Secara paralel, model berbasis Intel sedang dikembangkan untuk memastikan kompatibilitas dengan perangkat lunak Windows dan aplikasi kelas atas yang ada. Pembuat PC termasuk Dell Dan Lenovo dilaporkan sedang menguji chip ini untuk kemungkinan peluncuran pada paruh pertama tahun ini.
Dengan mengintegrasikan fungsionalitas CPU dan GPU, chip ini bertujuan untuk menghadirkan laptop yang lebih tipis dan ringan dengan masa pakai baterai lebih lama yang cocok untuk bermain game, produktivitas, dan beban kerja AI.
Meskipun performa terintegrasi menjanjikan, Nvidia menghadapi tantangan dalam mereplikasi kesuksesan GPU desktopnya di PC portabel.
Upaya sebelumnya dengan chip berbasis Arm, termasuk Microsoft PC AI yang menggunakan prosesor Qualcomm, mengalami masalah kompatibilitas perangkat lunak yang membatasi game dan aplikasi intensif sumber daya lainnya.
Penetapan harga adalah faktor penting lainnya, dan para analis menyarankan hal itu laptop penggunaan chip Nvidia harus tetap dalam kisaran $1.000–$1.500 untuk menghindari klasifikasi sebagai barang mewah khusus.
Nvidia juga harus meyakinkan konsumen dan pengembang bahwa chip baru ini dapat diandalkan untuk mendukung gaming, stasiun kerja tugas, dan komputasi sehari-hari tanpa mengorbankan ekosistem perangkat lunak yang ada.
Perusahaan tidak mengharapkan keuntungan langsung dari ekspansi ini namun memandangnya sebagai upaya jangka panjang untuk memposisikan diri dalam ekosistem PC generasi berikutnya.

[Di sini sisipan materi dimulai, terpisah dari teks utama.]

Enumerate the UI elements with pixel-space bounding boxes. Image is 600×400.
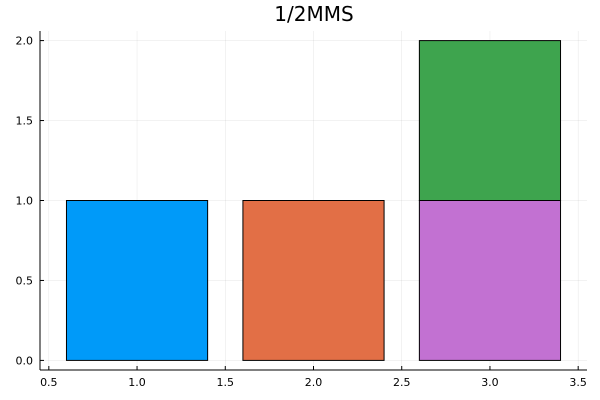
bar-1	[65, 200, 209, 361]
x-tick-label: 0.5	[40, 376, 58, 389]
chart-title: 1/2MMS	[274, 2, 353, 26]
bars	[65, 40, 562, 361]
x-tick-label: 2.0	[305, 376, 323, 389]
y-tick-label: 1.0	[16, 195, 34, 208]
bar-3	[418, 200, 562, 361]
axes	[39, 31, 587, 371]
y-tick-label: 2.0	[16, 35, 34, 48]
y-tick-label: 1.5	[16, 115, 34, 128]
x-tick-label: 1.0	[128, 376, 146, 389]
x-tick-label: 3.0	[481, 376, 499, 389]
x-tick-label: 1.5	[217, 376, 235, 389]
x-tick-label: 2.5	[393, 376, 411, 389]
bar-2	[242, 200, 385, 361]
bar-4	[418, 40, 562, 201]
y-tick-label: 0.5	[16, 274, 34, 287]
y-tick-label: 0.0	[16, 354, 34, 367]
x-tick-label: 3.5	[569, 376, 587, 389]
tick-labels: 0.5 1.0 1.5 2.0 2.5 3.0 3.5 0.0 0.5 1.0 1.5 2.0	[16, 35, 587, 389]
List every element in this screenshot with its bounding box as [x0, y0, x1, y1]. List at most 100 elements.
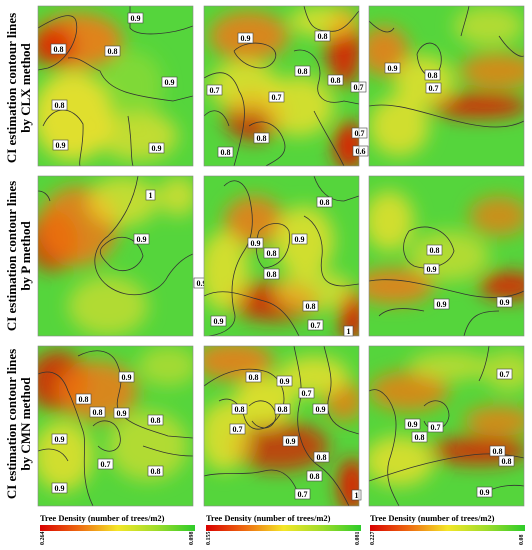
contour-label: 0.9 [210, 315, 227, 327]
contour-line [498, 35, 524, 57]
density-blob [454, 6, 524, 46]
colorbar-2-gradient [206, 525, 361, 531]
row-label-1: CI estimation contour lines by CLX metho… [4, 13, 33, 163]
colorbar-3: Tree Density (number of trees/m2) 0.227 … [370, 513, 525, 545]
contour-label: 0.9 [133, 233, 150, 245]
contour-label-text: 0.8 [108, 47, 118, 56]
contour-label-text: 1 [149, 191, 153, 200]
contour-line [369, 389, 400, 506]
panel-frame [368, 175, 525, 337]
contour-label: 0.7 [350, 81, 367, 93]
contour-line [293, 346, 350, 506]
contour-line [303, 215, 359, 287]
contour-label-text: 0.8 [430, 246, 440, 255]
contour-label-text: 0.9 [122, 373, 132, 382]
contour-label-text: 0.9 [241, 34, 251, 43]
contour-label-text: 0.8 [55, 101, 65, 110]
contour-label: 0.8 [314, 30, 331, 42]
contour-line [204, 469, 300, 497]
heatmap-panel-r1-c1: 0.9 0.8 0.8 0.9 0.8 0.9 0.9 [37, 5, 194, 167]
panel-frame [37, 175, 194, 337]
contour-label-text: 0.9 [55, 484, 65, 493]
contour-line [208, 180, 253, 336]
contour-label: 0.9 [496, 296, 513, 308]
heatmap-panel-r2-c2: 0.8 0.9 0.8 0.9 0.8 0.8 0.7 0.9 1 [203, 175, 360, 337]
colorbar-1-min: 0.264 [40, 532, 46, 546]
contour-label: 0.7 [268, 91, 285, 103]
density-blob [68, 276, 148, 336]
density-blob [103, 51, 163, 121]
contour-label: 0.8 [231, 403, 248, 415]
contour-label: 0.9 [51, 482, 68, 494]
contour-label-text: 0.7 [210, 86, 220, 95]
colorbar-3-gradient [370, 525, 525, 531]
density-blob [209, 61, 279, 111]
contour-label: 0.8 [217, 146, 234, 158]
contour-line [369, 104, 524, 128]
contour-label-text: 0.9 [165, 78, 175, 87]
contour-label-text: 0.9 [295, 235, 305, 244]
contour-line [378, 308, 425, 317]
row-label-1-line1: CI estimation contour lines [4, 13, 19, 163]
colorbar-2-max: 0.081 [355, 532, 361, 546]
contour-label-text: 1 [355, 491, 359, 500]
density-blob [459, 53, 524, 89]
contour-label: 0.9 [433, 298, 450, 310]
contour-line [313, 110, 345, 166]
contour-label-text: 0.7 [233, 425, 243, 434]
contour-line [204, 291, 300, 336]
contour-label: 0.9 [384, 62, 401, 74]
contour-label: 0.9 [404, 418, 421, 430]
contour-line [248, 400, 277, 429]
contour-label-text: 0.9 [480, 488, 490, 497]
row-label-2-line1: CI estimation contour lines [4, 181, 19, 331]
colorbar-3-max: 0.08 [519, 535, 525, 546]
density-blob [338, 458, 359, 506]
contour-label: 0.8 [302, 300, 319, 312]
contour-label: 0.9 [423, 263, 440, 275]
contour-label-text: 0.8 [278, 405, 288, 414]
contour-line [127, 115, 134, 166]
contour-line [369, 20, 395, 33]
contour-label-text: 0.8 [151, 416, 161, 425]
contour-label-text: 0.9 [131, 14, 141, 23]
contour-line [67, 57, 193, 102]
contour-label: 0.8 [147, 465, 164, 477]
contour-label: 0.8 [424, 69, 441, 81]
contour-label: 0.7 [351, 127, 368, 139]
density-blob [204, 401, 249, 471]
density-blob [204, 346, 274, 381]
contour-label-text: 0.7 [311, 321, 321, 330]
density-blob [274, 271, 354, 311]
contour-line [77, 350, 193, 439]
contour-label-text: 0.9 [408, 420, 418, 429]
row-label-3-line1: CI estimation contour lines [4, 349, 19, 499]
contour-line [403, 226, 455, 269]
contour-label: 0.7 [97, 458, 114, 470]
contour-line [94, 176, 193, 295]
contour-label-text: 0.8 [306, 302, 316, 311]
contour-label: 0.8 [51, 99, 68, 111]
contour-label-text: 0.8 [310, 472, 320, 481]
density-blob [369, 436, 434, 486]
contour-label: 0.9 [113, 407, 130, 419]
colorbar-1-gradient [40, 525, 195, 531]
contour-label: 0.9 [118, 371, 135, 383]
contour-label-text: 0.9 [280, 377, 290, 386]
row-label-1-line2: by CLX method [18, 42, 33, 132]
density-blob [88, 176, 158, 226]
contour-label: 0.9 [237, 32, 254, 44]
density-blob [229, 421, 329, 471]
contour-line [463, 310, 500, 336]
panel-frame [37, 345, 194, 507]
density-blob [369, 371, 449, 411]
heatmap-panel-r1-c2: 0.9 0.8 0.8 0.7 0.7 0.8 0.7 0.8 0.7 0.6 0.8 [203, 5, 369, 167]
density-blob [204, 231, 249, 311]
contour-line [204, 110, 230, 127]
contour-label-text: 0.8 [267, 249, 277, 258]
contour-label: 0.8 [306, 470, 323, 482]
contour-line [369, 453, 524, 482]
contour-line [313, 176, 359, 202]
panel-frame [203, 175, 360, 337]
contour-label-text: 0.9 [286, 437, 296, 446]
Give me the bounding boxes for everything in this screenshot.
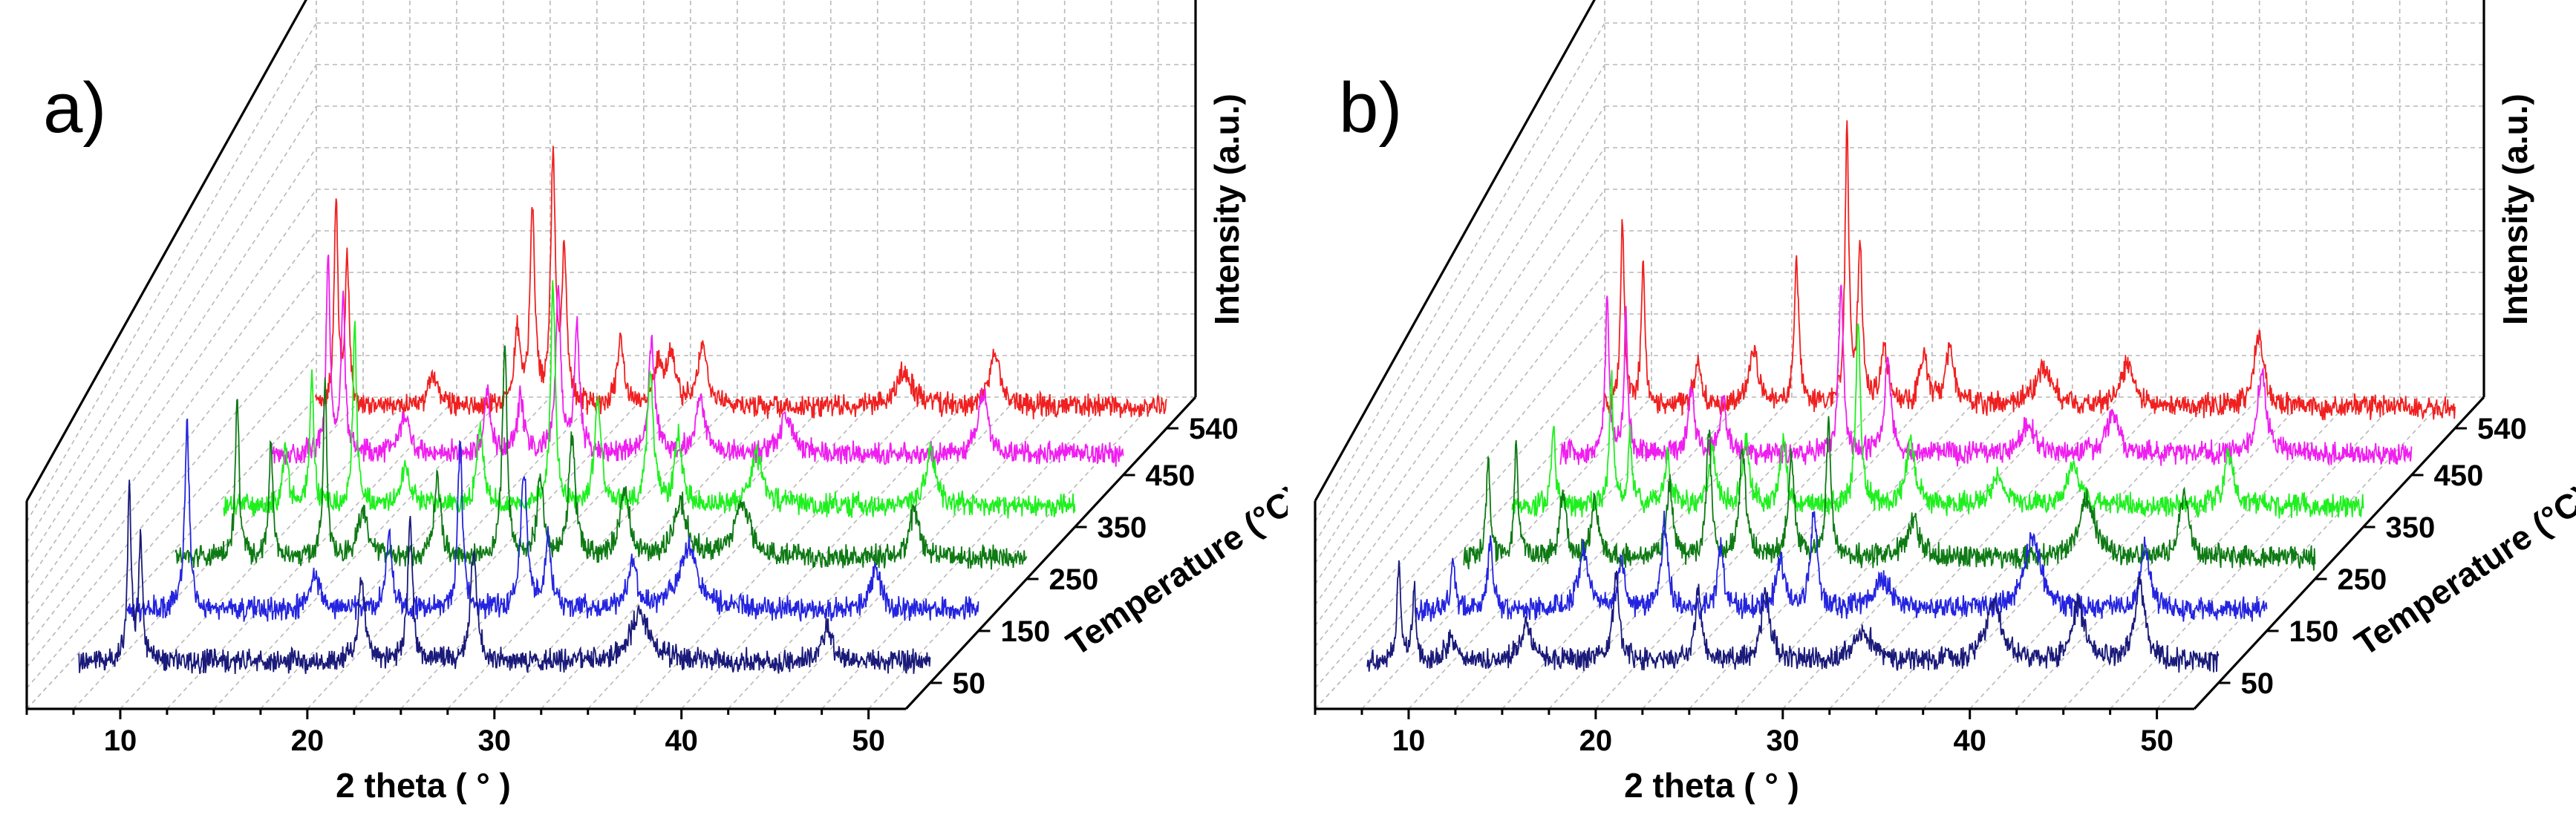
floor-grid-line [26, 396, 317, 710]
side-grid-line [26, 313, 317, 668]
side-grid-line [26, 64, 317, 543]
floor-grid-line [1876, 396, 2167, 710]
y-axis-line [2193, 396, 2485, 710]
side-grid-line [1314, 22, 1605, 523]
waterfall-chart-b: 10 20 30 40 50 50 150 250 350 450 540 b) 2 theta (… [1314, 0, 2576, 805]
y-tick-label: 250 [1049, 563, 1099, 596]
box-edge [25, 0, 307, 502]
side-grid-line [26, 230, 317, 626]
series-line-50 [78, 480, 931, 675]
z-axis-title: Intensity (a.u.) [1207, 94, 1246, 325]
floor-grid-line [1782, 396, 2073, 710]
side-grid-line [1314, 272, 1605, 647]
frame-layer: 10 20 30 40 50 50 150 250 350 450 540 [1314, 0, 2527, 757]
series-line-50 [1366, 560, 2220, 673]
side-grid-line [26, 147, 317, 585]
waterfall-chart-a: 10 20 30 40 50 50 150 250 350 450 540 a) 2 theta (… [25, 0, 1288, 805]
series-layer [1366, 120, 2456, 673]
side-grid-line [1314, 105, 1605, 564]
x-tick-label: 50 [2140, 724, 2174, 757]
side-grid-line [1314, 355, 1605, 689]
x-tick-label: 40 [1953, 724, 1986, 757]
side-grid-line [26, 272, 317, 647]
side-grid-line [26, 189, 317, 606]
y-tick-label: 150 [1001, 615, 1051, 648]
z-axis-title: Intensity (a.u.) [2496, 94, 2534, 325]
panel-letter: a) [43, 68, 106, 148]
y-tick-label: 350 [2386, 511, 2436, 544]
floor-grid-line [1314, 396, 1605, 710]
x-tick-label: 40 [665, 724, 698, 757]
y-tick-label: 350 [1098, 511, 1147, 544]
frame-layer: 10 20 30 40 50 50 150 250 350 450 540 [25, 0, 1239, 757]
series-line-540 [1602, 120, 2456, 421]
series-line-350 [223, 280, 1076, 519]
series-line-150 [126, 418, 979, 624]
x-axis-title: 2 theta ( ° ) [336, 766, 511, 805]
series-line-450 [271, 254, 1124, 467]
floor-grid-line [1595, 396, 1886, 710]
y-tick-label: 450 [2434, 459, 2484, 492]
floor-grid-line [447, 396, 738, 710]
y-tick-label: 50 [953, 667, 986, 700]
y-tick-label: 450 [1146, 459, 1196, 492]
side-grid-line [1314, 313, 1605, 668]
side-grid-line [1314, 64, 1605, 543]
floor-grid-line [1455, 396, 1746, 710]
y-axis-line [904, 396, 1197, 710]
x-tick-label: 50 [852, 724, 885, 757]
series-layer [78, 145, 1167, 675]
chart-panel-b: 10 20 30 40 50 50 150 250 350 450 540 b) 2 theta (… [1288, 0, 2576, 818]
side-grid-line [26, 355, 317, 689]
panel-letter: b) [1339, 68, 1402, 148]
series-line-540 [314, 145, 1167, 419]
side-grid-line [1314, 147, 1605, 585]
side-grid-line [26, 105, 317, 564]
floor-grid-line [587, 396, 878, 710]
series-line-150 [1415, 511, 2268, 623]
side-grid-line [1314, 189, 1605, 606]
floor-grid-line [728, 396, 1019, 710]
floor-grid-line [1642, 396, 1933, 710]
side-grid-line [1314, 230, 1605, 626]
x-axis-title: 2 theta ( ° ) [1624, 766, 1799, 805]
x-tick-label: 30 [478, 724, 512, 757]
chart-panel-a: 10 20 30 40 50 50 150 250 350 450 540 a) 2 theta (… [25, 0, 1288, 805]
series-line-250 [175, 345, 1028, 570]
series-line-250 [1463, 416, 2316, 571]
x-tick-label: 10 [104, 724, 137, 757]
y-tick-label: 150 [2289, 615, 2339, 648]
y-tick-label: 540 [1189, 413, 1239, 445]
y-tick-label: 50 [2241, 667, 2275, 700]
grid-layer [1314, 0, 2484, 710]
side-grid-line [26, 22, 317, 523]
series-line-450 [1559, 284, 2413, 467]
x-tick-label: 10 [1392, 724, 1426, 757]
x-tick-label: 30 [1767, 724, 1800, 757]
y-tick-label: 540 [2477, 413, 2527, 445]
y-tick-label: 250 [2338, 563, 2387, 596]
floor-grid-line [1829, 396, 2120, 710]
floor-grid-line [1408, 396, 1699, 710]
x-tick-label: 20 [291, 724, 325, 757]
x-tick-label: 20 [1579, 724, 1613, 757]
series-line-350 [1511, 323, 2364, 519]
box-edge [1314, 0, 1596, 502]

Dengan memasuki pasar PC konsumen, Nvidia bertujuan untuk mempertahankan visibilitas di kalangan pengguna dalam lanskap yang semakin ditentukan oleh perangkat berkemampuan AI.
Chip ini dapat bersaing dengan ApelMacBook sekaligus mendukung laptop bisnis, workstation, dan PC mini pengaturan.
Para analis berpendapat bahwa ekspansi ini bertujuan untuk memperkuat peran Nvidia dalam perangkat keras AI dan juga keuntungan komersial jangka pendek.
Melalui WSJ
Ikuti TechRadar di Google Berita Dan tambahkan kami sebagai sumber pilihan untuk mendapatkan berita, ulasan, dan opini pakar kami di feed Anda. Pastikan untuk mengklik tombol Ikuti!
Dan tentu saja Anda juga bisa Ikuti TechRadar di TikTok untuk berita, review, unboxing dalam bentuk video, dan dapatkan update rutin dari kami Ada apa juga.